25 February 2026

Painters and paramours



14 July 2023


Painters and paramours



Evening Prayer Brunswick Heads, 11 July 2022, oil on canvas board, 30 X 25 cm

Painters and writers, are not tourists. When we look at pictures or when we read books, we’re investigators. With the obsessive fervor of private dicks we scour every squirrelly squiggle on a canvas like we parse each sentence on a paragraph.


Writers read books differently than other people in the same way that painters ‘read’ pictures differently. It’s not a big deal, it’s just the way it is. It’s not unlike a certain sort of mechanic who will stop to admire a Porsche type “C”, one built in the 1950’s, and maybe parked on a random street somewhere. Just like a painter, he sees all of it at once, and he understands why all its round forms organically fuse together through each of its perfect and separate details because he sees beauty and he responds to it. But there are gardeners too, who, where many of us see empty fields, will behold lush gardens. 


It’s the same for lovers of books and paintings, watches and golf clubs. Objects of desire attract everyone of us who have a vested emotional interest in them. These are true love stories, unusual ones, but love affairs all the same. These love affairs are so powerful they can break up otherwise perfectly happy couples. 


And so, art is a formidable love affair, as it should be. It is not just a question of liking, preferring, or coveting an art work. It’s about a whole world of mystery, craft and obsession, but behind everything it’s because it’s about a love. Proust wrote somewhere in Swann’s Way; “We no longer love anyone else when we’re in love” and that can also be true about art. Like in the civilian worlds of the human heart, creativity makes us forget everything else in the world while working.


Even reminiscing all his beloved images can plague him at a moment’s notice, and for any reason all. While in the wee hours of the night and next to his beautiful wife, an imaginitive painter might still be dreaming of Goya’s Marquise de la Solana. In fact, everything he’s ever seen and loved, is at his fingertips, and like on his smart phone, everything can be called up instantaneously. His imagination relentlessly tempts him, taunting him with memories of all his favorite things. 
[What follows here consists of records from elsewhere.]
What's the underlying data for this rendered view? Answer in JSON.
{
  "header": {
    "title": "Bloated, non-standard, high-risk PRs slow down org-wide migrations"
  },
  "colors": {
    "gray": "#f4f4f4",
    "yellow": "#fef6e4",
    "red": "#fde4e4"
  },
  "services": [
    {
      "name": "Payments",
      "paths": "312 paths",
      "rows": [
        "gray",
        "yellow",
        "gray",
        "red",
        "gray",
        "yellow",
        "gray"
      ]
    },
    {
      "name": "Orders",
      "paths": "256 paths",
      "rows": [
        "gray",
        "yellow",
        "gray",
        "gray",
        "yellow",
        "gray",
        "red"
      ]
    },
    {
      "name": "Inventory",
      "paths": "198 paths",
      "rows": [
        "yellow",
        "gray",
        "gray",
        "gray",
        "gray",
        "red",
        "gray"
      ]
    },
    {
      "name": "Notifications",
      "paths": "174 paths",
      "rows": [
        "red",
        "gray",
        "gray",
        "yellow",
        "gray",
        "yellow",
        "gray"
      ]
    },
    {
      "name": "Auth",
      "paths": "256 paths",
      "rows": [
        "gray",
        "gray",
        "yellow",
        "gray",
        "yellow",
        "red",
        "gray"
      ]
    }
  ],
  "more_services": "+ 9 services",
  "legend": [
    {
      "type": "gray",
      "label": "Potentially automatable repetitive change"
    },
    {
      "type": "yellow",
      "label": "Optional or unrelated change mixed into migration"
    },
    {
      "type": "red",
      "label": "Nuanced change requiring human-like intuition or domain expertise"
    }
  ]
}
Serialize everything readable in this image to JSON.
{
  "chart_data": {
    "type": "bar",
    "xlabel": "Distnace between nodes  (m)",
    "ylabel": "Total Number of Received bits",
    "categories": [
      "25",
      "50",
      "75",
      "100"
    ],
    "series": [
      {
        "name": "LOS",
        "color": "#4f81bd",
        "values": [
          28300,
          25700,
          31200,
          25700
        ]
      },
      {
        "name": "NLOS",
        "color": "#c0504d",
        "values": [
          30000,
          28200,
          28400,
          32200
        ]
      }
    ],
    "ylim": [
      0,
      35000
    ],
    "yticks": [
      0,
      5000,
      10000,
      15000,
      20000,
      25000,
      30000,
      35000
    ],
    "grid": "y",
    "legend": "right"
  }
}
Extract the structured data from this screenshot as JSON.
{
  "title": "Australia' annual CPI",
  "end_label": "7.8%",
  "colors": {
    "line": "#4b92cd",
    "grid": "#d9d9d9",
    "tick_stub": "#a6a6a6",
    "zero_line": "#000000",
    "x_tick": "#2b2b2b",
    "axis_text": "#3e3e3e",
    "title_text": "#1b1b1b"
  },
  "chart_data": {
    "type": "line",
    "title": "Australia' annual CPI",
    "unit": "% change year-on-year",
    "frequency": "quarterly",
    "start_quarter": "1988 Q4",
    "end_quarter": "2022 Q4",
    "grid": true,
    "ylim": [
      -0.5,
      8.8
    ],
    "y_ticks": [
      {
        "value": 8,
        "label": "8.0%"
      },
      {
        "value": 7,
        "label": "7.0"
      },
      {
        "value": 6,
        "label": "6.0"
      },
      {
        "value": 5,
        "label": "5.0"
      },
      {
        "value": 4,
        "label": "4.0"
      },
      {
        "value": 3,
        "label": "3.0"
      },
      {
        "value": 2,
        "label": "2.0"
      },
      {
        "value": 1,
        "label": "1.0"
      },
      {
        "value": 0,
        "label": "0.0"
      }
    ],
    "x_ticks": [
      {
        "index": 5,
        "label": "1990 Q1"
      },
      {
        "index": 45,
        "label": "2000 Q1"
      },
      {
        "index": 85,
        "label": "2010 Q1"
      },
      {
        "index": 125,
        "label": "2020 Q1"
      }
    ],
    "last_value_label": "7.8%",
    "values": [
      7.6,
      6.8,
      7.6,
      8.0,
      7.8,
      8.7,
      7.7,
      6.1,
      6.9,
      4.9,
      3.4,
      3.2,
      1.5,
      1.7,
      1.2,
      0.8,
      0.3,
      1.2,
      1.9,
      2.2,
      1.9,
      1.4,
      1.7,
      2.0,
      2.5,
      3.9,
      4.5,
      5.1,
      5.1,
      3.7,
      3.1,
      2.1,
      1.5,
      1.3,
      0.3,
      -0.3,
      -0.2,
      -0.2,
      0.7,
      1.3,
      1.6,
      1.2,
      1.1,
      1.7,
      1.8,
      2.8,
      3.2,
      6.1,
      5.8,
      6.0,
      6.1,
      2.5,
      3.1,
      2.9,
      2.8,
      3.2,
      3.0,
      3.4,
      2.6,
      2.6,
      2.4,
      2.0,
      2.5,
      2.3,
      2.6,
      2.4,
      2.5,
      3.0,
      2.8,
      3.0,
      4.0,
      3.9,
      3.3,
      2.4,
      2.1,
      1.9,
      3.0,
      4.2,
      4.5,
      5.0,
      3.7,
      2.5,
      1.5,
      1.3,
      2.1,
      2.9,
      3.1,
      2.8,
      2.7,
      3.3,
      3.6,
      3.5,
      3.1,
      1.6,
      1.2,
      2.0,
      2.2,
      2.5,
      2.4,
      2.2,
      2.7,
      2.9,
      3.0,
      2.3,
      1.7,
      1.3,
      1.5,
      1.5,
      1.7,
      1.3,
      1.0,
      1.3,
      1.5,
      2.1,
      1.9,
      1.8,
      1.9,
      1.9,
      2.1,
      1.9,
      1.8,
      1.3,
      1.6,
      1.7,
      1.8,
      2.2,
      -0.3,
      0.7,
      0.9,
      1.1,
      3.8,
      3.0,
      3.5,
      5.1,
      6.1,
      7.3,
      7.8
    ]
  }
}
This bright yellow painting was the first of three from the other night. It was a wonderful sky, so simply deliniated into three wide stripes of colour that I had no trouble grabbing them quickly. The clear winter light felt like an invitation allowing me an easy access into both sea and sky. This one turned out to be a super fast study, only because I wanted to preservere it in my memory bank for future work. I stopped after one minute, sometimes it’s like that. Once a palette has been prepared I have all I need for a picture lasting up to an hour, or a minute. Though it may look rough and unfinished, for me, there was no need to go further. Of course it might have become another picture but lots could have been done to also ruin it. What do they say: “Brevity is the soul of wit” ditto sometimes, in all forms of art.